01.08.2023
Ricordate quando temevamo che il conflitto in Ucraina si espandesse, assomigliando a qualcosa che avevamo paura di chiamare Terza guerra mondiale? Ci risiamo, perché il Niger è una specie di bomba a orologeria, in un mondo che si divide. Ci sono tutti gli elementi di ogni crisi africana: un golpe militare, le ricchezze del sottosuolo, le eredità del colonialismo e quello che un tempo avremmo chiamato sottosviluppo. Apparentemente, anche la marginalità che ci lascia guardare distratti a un Paese lontano dal mare, un box nel deserto dove il fiume Niger non basta a fare del Paese un’oasi.
Ma il Niger è importante per molti motivi. È il canale di transito delle migrazioni. È un Paese dove quel che resta del terrorismo jihadista si rifugia. Fornisce alla Francia un terzo dell’uranio che Parigi consuma. È il puntello filoccidentale nel cuore della fascia subsahariana.
Le notizie di inizio agosto sono un bollettino di guerra: la Francia – più che un soccorso, sembra una minaccia – organizza l’evacuazione dei suoi cittadini, imitata dall’Italia.

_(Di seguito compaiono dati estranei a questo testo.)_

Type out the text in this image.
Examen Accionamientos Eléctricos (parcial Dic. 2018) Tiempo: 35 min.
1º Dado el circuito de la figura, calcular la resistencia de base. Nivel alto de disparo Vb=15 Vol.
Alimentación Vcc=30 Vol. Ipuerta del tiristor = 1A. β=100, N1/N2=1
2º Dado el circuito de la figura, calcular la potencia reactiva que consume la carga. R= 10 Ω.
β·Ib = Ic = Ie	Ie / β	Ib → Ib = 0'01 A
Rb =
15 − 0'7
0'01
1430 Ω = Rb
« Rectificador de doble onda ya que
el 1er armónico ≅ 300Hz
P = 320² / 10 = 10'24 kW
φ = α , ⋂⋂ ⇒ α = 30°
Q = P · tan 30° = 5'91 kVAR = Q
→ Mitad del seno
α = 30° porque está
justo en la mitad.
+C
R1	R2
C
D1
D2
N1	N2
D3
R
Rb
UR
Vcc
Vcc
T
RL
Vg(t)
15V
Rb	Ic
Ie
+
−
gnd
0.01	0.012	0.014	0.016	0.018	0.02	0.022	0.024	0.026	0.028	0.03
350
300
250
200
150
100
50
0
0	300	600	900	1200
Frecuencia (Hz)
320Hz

L’ECOWAS – Organizzazione degli Stati dell’Africa Occidentale – pone un ultimatum per riportare al suo posto il Presidente rimosso. Ma il Mali e il Burkina Faso dichiarano che un attacco al Niger sarebbe un attacco a loro stessi. I vertici militari algerini, in visita a Mosca, si oppongono a ogni interferenza (e l’Algeria è il nostro rubinetto del gas). Russia e Cina – tra Wagner e investimenti, sono i nuovi compagni di strada di tanti Paesi africani – tengono un profilo basso, per non inimicarsi nessuno. Ma i manifestanti che hanno assediato l’ambasciata francese a Niamey sventolavano bandiere russe.
Con chi stai, sembra un appello rivolto a ogni Paese di un mondo diviso come ai tempi della guerra fredda. Ma adesso le guerre sembrano scongelarsi.